What's my take on Lin Junyang's departure?

Recently, Qwen has been getting an incredible amount of attention, then it encountered the global stock market crash, and then the departure of the 32-year-old P10 Lin Junyang, a young talent from Qwen, happened. The overall market is a mess, and Alibaba's stock price is under greater pressure than other China concept stocks. Friends in the community have been messaging me privately and commenting on my posts, asking me to share my thoughts on this matter. First, I'd like to recommend everyone to take a look at Lan Xi's take on Weibo, I think it makes a lot of sense.

As for my view, first, the loss of technical talent is definitely a regret; second, his departure was very dignified and not ugly, the core team also sent farewell wishes. Qwen, at least up to now, has been a very outstanding and united open-source model team, and it has also allowed foreigners on X, Hugging Face, and GitHub to understand Alibaba's domestic large model, earning a good reputation for it; third, many people talk about Alibaba's corporate culture this and that, but the reality is that this corporate culture created and mass-produced talents like Lin Junyang, so how do you explain that? Soil that produces talents in abundance, no matter how you look at it, is good soil.

Wu Ma sent an internal letter within Alibaba this morning, the original text is as follows:

"Dear Tongyi Lab colleagues:

The company has decided to approve Lin Junyang's resignation and thanks him for his past contributions in his role. Jing Ren will continue to lead the Tongyi Lab to advance the follow-up work. At the same time, the company will establish a basic model support team, coordinated by me, Jing Ren, and Fan Yu, to mobilize group resources to support the construction of basic models.

Technological development either advances or retreats. Developing foundational large models is our key strategy for the future. While continuing to adhere to the open-source model strategy, we will persistently increase R&D investment in the AI field and intensify efforts to attract outstanding talents. Let's work together."

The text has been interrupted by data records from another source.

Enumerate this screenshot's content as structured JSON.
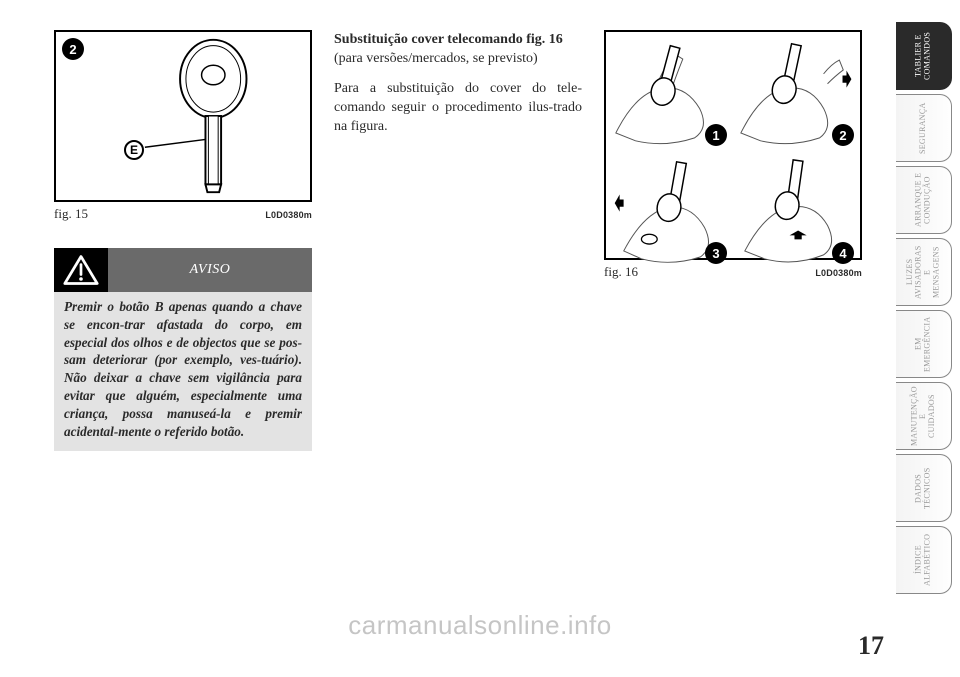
{
  "page_number": "17",
  "watermark": "carmanualsonline.info",
  "tabs": [
    {
      "label": "TABLIER E\nCOMANDOS",
      "active": true
    },
    {
      "label": "SEGURANÇA",
      "active": false
    },
    {
      "label": "ARRANQUE E\nCONDUÇÃO",
      "active": false
    },
    {
      "label": "LUZES\nAVISADORAS\nE MENSAGENS",
      "active": false
    },
    {
      "label": "EM\nEMERGÊNCIA",
      "active": false
    },
    {
      "label": "MANUTENÇÃO E\nCUIDADOS",
      "active": false
    },
    {
      "label": "DADOS\nTÉCNICOS",
      "active": false
    },
    {
      "label": "ÍNDICE\nALFABÉTICO",
      "active": false
    }
  ],
  "fig15": {
    "caption": "fig. 15",
    "code": "L0D0380m",
    "badge_corner": "2",
    "badge_pointer": "E"
  },
  "aviso": {
    "label": "AVISO",
    "body": "Premir o botão B apenas quando a chave se encon-trar afastada do corpo, em especial dos olhos e de objectos que se pos-sam deteriorar (por exemplo, ves-tuário). Não deixar a chave sem vigilância para evitar que alguém, especialmente uma criança, possa manuseá-la e premir acidental-mente o referido botão."
  },
  "col2": {
    "title": "Substituição cover telecomando fig. 16",
    "sub": "(para versões/mercados, se previsto)",
    "para": "Para a substituição do cover do tele-comando seguir o procedimento ilus-trado na figura."
  },
  "fig16": {
    "caption": "fig. 16",
    "code": "L0D0380m",
    "badges": [
      "1",
      "2",
      "3",
      "4"
    ]
  }
}
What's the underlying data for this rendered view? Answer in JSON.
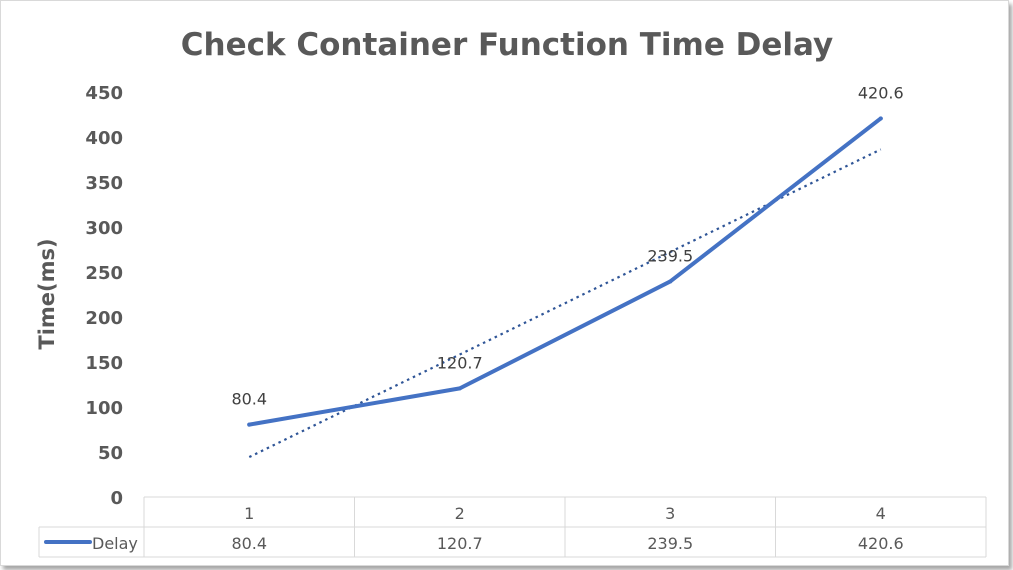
{
  "chart_data": {
    "type": "line",
    "title": "Check Container Function Time Delay",
    "xlabel": "",
    "ylabel": "Time(ms)",
    "categories": [
      "1",
      "2",
      "3",
      "4"
    ],
    "series": [
      {
        "name": "Delay",
        "values": [
          80.4,
          120.7,
          239.5,
          420.6
        ],
        "color": "#4472C4"
      }
    ],
    "data_labels": [
      "80.4",
      "120.7",
      "239.5",
      "420.6"
    ],
    "trendline": {
      "type": "linear",
      "style": "dotted",
      "color": "#2F5597"
    },
    "ylim": [
      0,
      450
    ],
    "yticks": [
      0,
      50,
      100,
      150,
      200,
      250,
      300,
      350,
      400,
      450
    ],
    "grid": false,
    "legend_placement": "data-table",
    "data_table": {
      "row_label": "Delay",
      "values": [
        "80.4",
        "120.7",
        "239.5",
        "420.6"
      ]
    }
  }
}
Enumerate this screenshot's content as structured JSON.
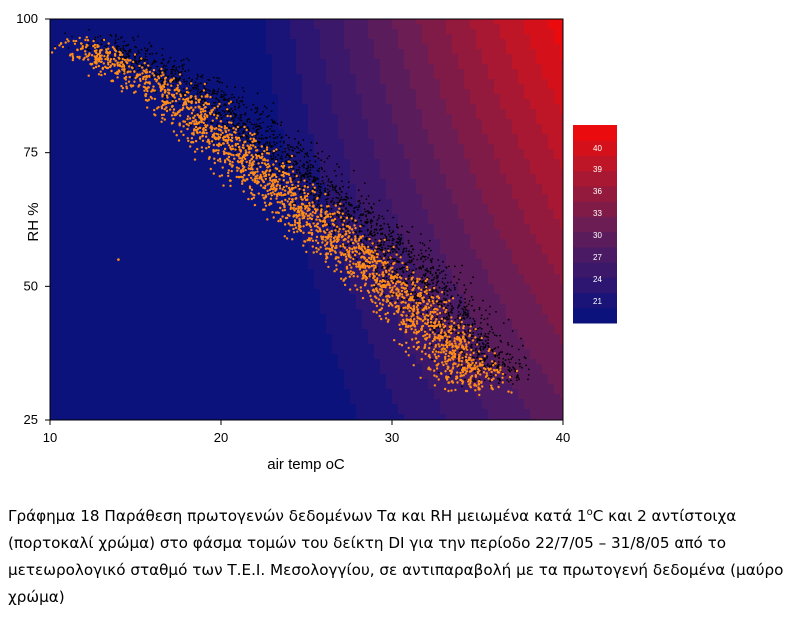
{
  "chart_data": {
    "type": "scatter",
    "subtype": "scatter over filled contour map",
    "title": "",
    "xlabel": "air temp oC",
    "ylabel": "RH %",
    "xlim": [
      10,
      40
    ],
    "ylim": [
      25,
      100
    ],
    "x_ticks": [
      "10",
      "20",
      "30",
      "40"
    ],
    "y_ticks": [
      "25",
      "50",
      "75",
      "100"
    ],
    "grid": false,
    "legend": {
      "placement": "right",
      "type": "colorbar",
      "labels": [
        "21",
        "24",
        "27",
        "30",
        "33",
        "36",
        "39",
        "40"
      ]
    },
    "contour": {
      "index": "DI",
      "levels": [
        21,
        22.5,
        24,
        25.5,
        27,
        28.5,
        30,
        31.5,
        33,
        34.5,
        36,
        37.5,
        39,
        40
      ],
      "colors": [
        "#0c127c",
        "#1a1478",
        "#2c1671",
        "#3c186a",
        "#4a1a64",
        "#5b1c5c",
        "#6c1d54",
        "#801b48",
        "#941a3d",
        "#a81832",
        "#be1527",
        "#d4111b",
        "#ea0b0f",
        "#ff0000"
      ]
    },
    "series": [
      {
        "name": "",
        "color": "#ff8c1a",
        "marker": "dot",
        "band": {
          "centerline": [
            [
              12,
              95
            ],
            [
              18,
              84
            ],
            [
              22,
              72
            ],
            [
              26,
              61
            ],
            [
              30,
              50
            ],
            [
              33,
              40
            ],
            [
              35,
              31
            ]
          ],
          "half_width_x": 2.6
        }
      },
      {
        "name": "",
        "color": "#000000",
        "marker": "dot",
        "band": {
          "centerline": [
            [
              13,
              96
            ],
            [
              19,
              86
            ],
            [
              23,
              75
            ],
            [
              27,
              65
            ],
            [
              31,
              53
            ],
            [
              34,
              42
            ],
            [
              36,
              33
            ]
          ],
          "half_width_x": 2.9
        }
      }
    ],
    "outliers": [
      {
        "x": 14,
        "y": 55
      }
    ]
  },
  "caption": {
    "part1": "Γράφημα 18 Παράθεση πρωτογενών δεδομένων Τα και RH μειωμένα κατά 1",
    "sup": "ο",
    "part2": "C και 2 αντίστοιχα (πορτοκαλί χρώμα) στο φάσμα τομών του δείκτη DI για την περίοδο 22/7/05 – 31/8/05 από το μετεωρολογικό σταθμό των Τ.Ε.Ι. Μεσολογγίου, σε αντιπαραβολή με τα πρωτογενή δεδομένα (μαύρο χρώμα)"
  }
}
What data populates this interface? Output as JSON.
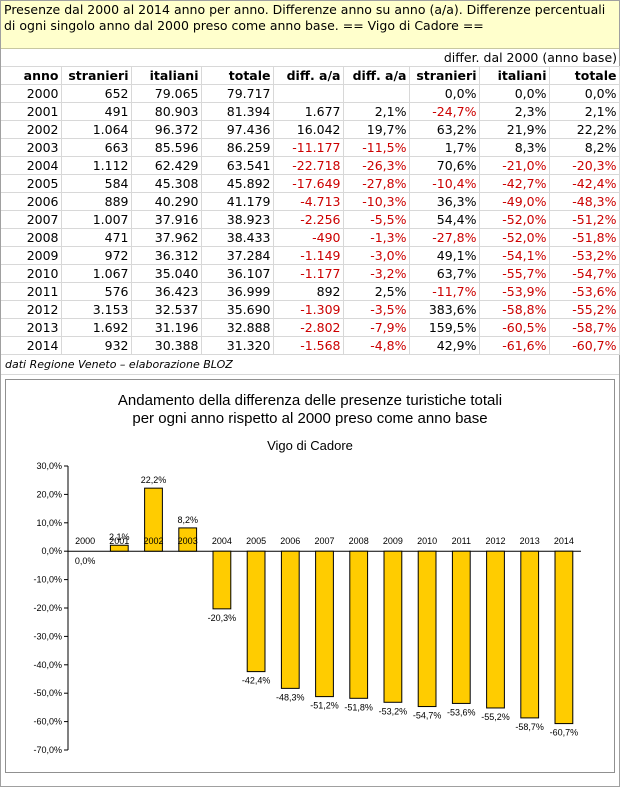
{
  "header": {
    "text": "Presenze dal 2000 al 2014 anno per anno. Differenze anno su anno (a/a). Differenze percentuali di ogni singolo anno dal 2000 preso come anno base. == Vigo di Cadore =="
  },
  "table": {
    "base_header": "differ. dal 2000 (anno base)",
    "columns": [
      "anno",
      "stranieri",
      "italiani",
      "totale",
      "diff. a/a",
      "diff. a/a",
      "stranieri",
      "italiani",
      "totale"
    ],
    "rows": [
      [
        "2000",
        "652",
        "79.065",
        "79.717",
        "",
        "",
        "0,0%",
        "0,0%",
        "0,0%"
      ],
      [
        "2001",
        "491",
        "80.903",
        "81.394",
        "1.677",
        "2,1%",
        "-24,7%",
        "2,3%",
        "2,1%"
      ],
      [
        "2002",
        "1.064",
        "96.372",
        "97.436",
        "16.042",
        "19,7%",
        "63,2%",
        "21,9%",
        "22,2%"
      ],
      [
        "2003",
        "663",
        "85.596",
        "86.259",
        "-11.177",
        "-11,5%",
        "1,7%",
        "8,3%",
        "8,2%"
      ],
      [
        "2004",
        "1.112",
        "62.429",
        "63.541",
        "-22.718",
        "-26,3%",
        "70,6%",
        "-21,0%",
        "-20,3%"
      ],
      [
        "2005",
        "584",
        "45.308",
        "45.892",
        "-17.649",
        "-27,8%",
        "-10,4%",
        "-42,7%",
        "-42,4%"
      ],
      [
        "2006",
        "889",
        "40.290",
        "41.179",
        "-4.713",
        "-10,3%",
        "36,3%",
        "-49,0%",
        "-48,3%"
      ],
      [
        "2007",
        "1.007",
        "37.916",
        "38.923",
        "-2.256",
        "-5,5%",
        "54,4%",
        "-52,0%",
        "-51,2%"
      ],
      [
        "2008",
        "471",
        "37.962",
        "38.433",
        "-490",
        "-1,3%",
        "-27,8%",
        "-52,0%",
        "-51,8%"
      ],
      [
        "2009",
        "972",
        "36.312",
        "37.284",
        "-1.149",
        "-3,0%",
        "49,1%",
        "-54,1%",
        "-53,2%"
      ],
      [
        "2010",
        "1.067",
        "35.040",
        "36.107",
        "-1.177",
        "-3,2%",
        "63,7%",
        "-55,7%",
        "-54,7%"
      ],
      [
        "2011",
        "576",
        "36.423",
        "36.999",
        "892",
        "2,5%",
        "-11,7%",
        "-53,9%",
        "-53,6%"
      ],
      [
        "2012",
        "3.153",
        "32.537",
        "35.690",
        "-1.309",
        "-3,5%",
        "383,6%",
        "-58,8%",
        "-55,2%"
      ],
      [
        "2013",
        "1.692",
        "31.196",
        "32.888",
        "-2.802",
        "-7,9%",
        "159,5%",
        "-60,5%",
        "-58,7%"
      ],
      [
        "2014",
        "932",
        "30.388",
        "31.320",
        "-1.568",
        "-4,8%",
        "42,9%",
        "-61,6%",
        "-60,7%"
      ]
    ],
    "negative_color": "#cc0000"
  },
  "credit": "dati Regione Veneto – elaborazione BLOZ",
  "chart_data": {
    "type": "bar",
    "title": "Andamento della differenza delle presenze turistiche totali\nper ogni anno rispetto al 2000 preso come anno base",
    "subtitle": "Vigo di Cadore",
    "categories": [
      "2000",
      "2001",
      "2002",
      "2003",
      "2004",
      "2005",
      "2006",
      "2007",
      "2008",
      "2009",
      "2010",
      "2011",
      "2012",
      "2013",
      "2014"
    ],
    "values": [
      0.0,
      2.1,
      22.2,
      8.2,
      -20.3,
      -42.4,
      -48.3,
      -51.2,
      -51.8,
      -53.2,
      -54.7,
      -53.6,
      -55.2,
      -58.7,
      -60.7
    ],
    "value_labels": [
      "0,0%",
      "2,1%",
      "22,2%",
      "8,2%",
      "-20,3%",
      "-42,4%",
      "-48,3%",
      "-51,2%",
      "-51,8%",
      "-53,2%",
      "-54,7%",
      "-53,6%",
      "-55,2%",
      "-58,7%",
      "-60,7%"
    ],
    "y_ticks": [
      "30,0%",
      "20,0%",
      "10,0%",
      "0,0%",
      "-10,0%",
      "-20,0%",
      "-30,0%",
      "-40,0%",
      "-50,0%",
      "-60,0%",
      "-70,0%"
    ],
    "ylim": [
      -70,
      30
    ],
    "bar_color": "#ffcc00",
    "grid": false,
    "legend": "none"
  }
}
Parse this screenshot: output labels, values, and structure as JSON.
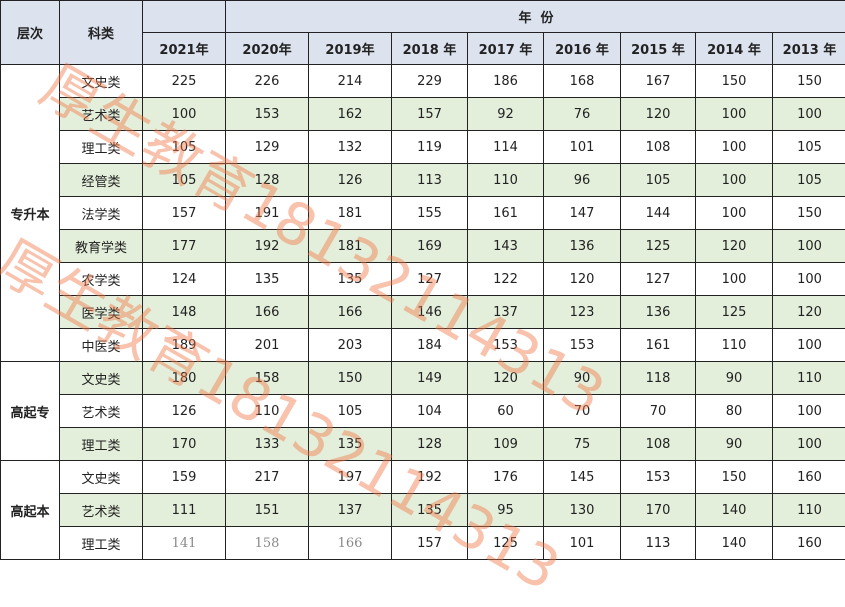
{
  "header": {
    "level_label": "层次",
    "category_label": "科类",
    "year_group_label": "年  份",
    "years": [
      "2021年",
      "2020年",
      "2019年",
      "2018 年",
      "2017 年",
      "2016 年",
      "2015 年",
      "2014 年",
      "2013 年"
    ]
  },
  "groups": [
    {
      "level": "专升本",
      "rows": [
        {
          "category": "文史类",
          "values": [
            "225",
            "226",
            "214",
            "229",
            "186",
            "168",
            "167",
            "150",
            "150"
          ]
        },
        {
          "category": "艺术类",
          "values": [
            "100",
            "153",
            "162",
            "157",
            "92",
            "76",
            "120",
            "100",
            "100"
          ]
        },
        {
          "category": "理工类",
          "values": [
            "105",
            "129",
            "132",
            "119",
            "114",
            "101",
            "108",
            "100",
            "105"
          ]
        },
        {
          "category": "经管类",
          "values": [
            "105",
            "128",
            "126",
            "113",
            "110",
            "96",
            "105",
            "100",
            "105"
          ]
        },
        {
          "category": "法学类",
          "values": [
            "157",
            "191",
            "181",
            "155",
            "161",
            "147",
            "144",
            "100",
            "150"
          ]
        },
        {
          "category": "教育学类",
          "values": [
            "177",
            "192",
            "181",
            "169",
            "143",
            "136",
            "125",
            "120",
            "100"
          ]
        },
        {
          "category": "农学类",
          "values": [
            "124",
            "135",
            "135",
            "127",
            "122",
            "120",
            "127",
            "100",
            "100"
          ]
        },
        {
          "category": "医学类",
          "values": [
            "148",
            "166",
            "166",
            "146",
            "137",
            "123",
            "136",
            "125",
            "120"
          ]
        },
        {
          "category": "中医类",
          "values": [
            "189",
            "201",
            "203",
            "184",
            "153",
            "153",
            "161",
            "110",
            "100"
          ]
        }
      ]
    },
    {
      "level": "高起专",
      "rows": [
        {
          "category": "文史类",
          "values": [
            "180",
            "158",
            "150",
            "149",
            "120",
            "90",
            "118",
            "90",
            "110"
          ]
        },
        {
          "category": "艺术类",
          "values": [
            "126",
            "110",
            "105",
            "104",
            "60",
            "70",
            "70",
            "80",
            "100"
          ]
        },
        {
          "category": "理工类",
          "values": [
            "170",
            "133",
            "135",
            "128",
            "109",
            "75",
            "108",
            "90",
            "100"
          ]
        }
      ]
    },
    {
      "level": "高起本",
      "rows": [
        {
          "category": "文史类",
          "values": [
            "159",
            "217",
            "197",
            "192",
            "176",
            "145",
            "153",
            "150",
            "160"
          ]
        },
        {
          "category": "艺术类",
          "values": [
            "111",
            "151",
            "137",
            "135",
            "95",
            "130",
            "170",
            "140",
            "110"
          ]
        },
        {
          "category": "理工类",
          "values": [
            "141",
            "158",
            "166",
            "157",
            "125",
            "101",
            "113",
            "140",
            "160"
          ]
        }
      ]
    }
  ],
  "watermark": "厚生教育18132114313",
  "colors": {
    "header_bg": "#dce3ef",
    "stripe_bg": "#e3efdb",
    "watermark": "#f07846"
  }
}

The capital market reaction actually isn't that big, it's still more about the up and down of the overall China concept stock market. In fact, everyone also knows that the departure of one person or even a few people won't cause earth-shaking changes to the entire development of Qwen. How many OpenAI founders left? They all left, but that didn't stop its rapid advance.

Many people simply attribute Lin Junyang's departure to the irreconcilable conflict between technical idealism and commercialization development, which actually also misreads the current actual development of Alibaba AI, at least it's incomplete, or fails to grasp the main contradiction.

I believe the most important point behind the real logic of this change lies in: the upgrade of Qwen's strategic status, and the reconstruction of talent density.

Currently, Qwen's positioning has been comprehensively elevated from a simple foundational large model project to Alibaba's core overall strategy for the future, feeding back into almost all businesses. When a project is upgraded to the group's number one project, the challenges it faces, the problems to consider, and the resources required are completely different from those of a lab. At this stage, the company's management must make choices, knowing that: facing the increasingly fierce and brutal AI arms race at the global forefront, if Alibaba wants to continue moving forward, it must recruit more world-class technical experts to enhance the talent density of the foundational model team.

This process will inevitably involve the reorganization of the existing team structure and adjustments to Lin Junyang's own scope of authority and responsibility. For a young technical backbone who led Qwen's technology from 0 to 1, facing changes and dilution of his own authority and responsibility, finding it difficult to accept and thus resigning is a logical personal choice in the context of a fast-developing workplace and enterprise. If you put yourself in his shoes, you can understand.

And from a shareholder's perspective, for Alibaba, this might not be a bad thing. The competition in AI large models is not at a stage where a team of a few geeks can clear the game. If Alibaba AI is to be pushed to the next peak, increasing talent density is the only path. Having developed to this scale, organizational growing pains and adjustments are perfectly normal. A few technical geeks alone cannot make it big; having only geek geniuses without commercial vision, cases of company collapse are everywhere. You can look at the example of General Magic, where prodigies gathered, and ideals fell.

As a listed company, while its core e-commerce business is under pressure, Alibaba still invests tens and hundreds of billions in Capex into the AI field every year. Wall Street and shareholders have limited patience. The previous continuous climb in Alibaba's stock price was their joy, optimism, and cheers, but they weren't cheering for a purely technical open-source research lab; they were cheering for how the Qwen large model would feed back into Alibaba's e-commerce and cloud businesses, bringing future cash flow.

As a shareholder, I send blessings for Lin Junyang's departure; also as a shareholder, I believe that for Alibaba's grand AI undertaking and its prospects, choosing to increase talent density rather than sacrificing the whole picture for a few talents precisely shows Alibaba's clarity.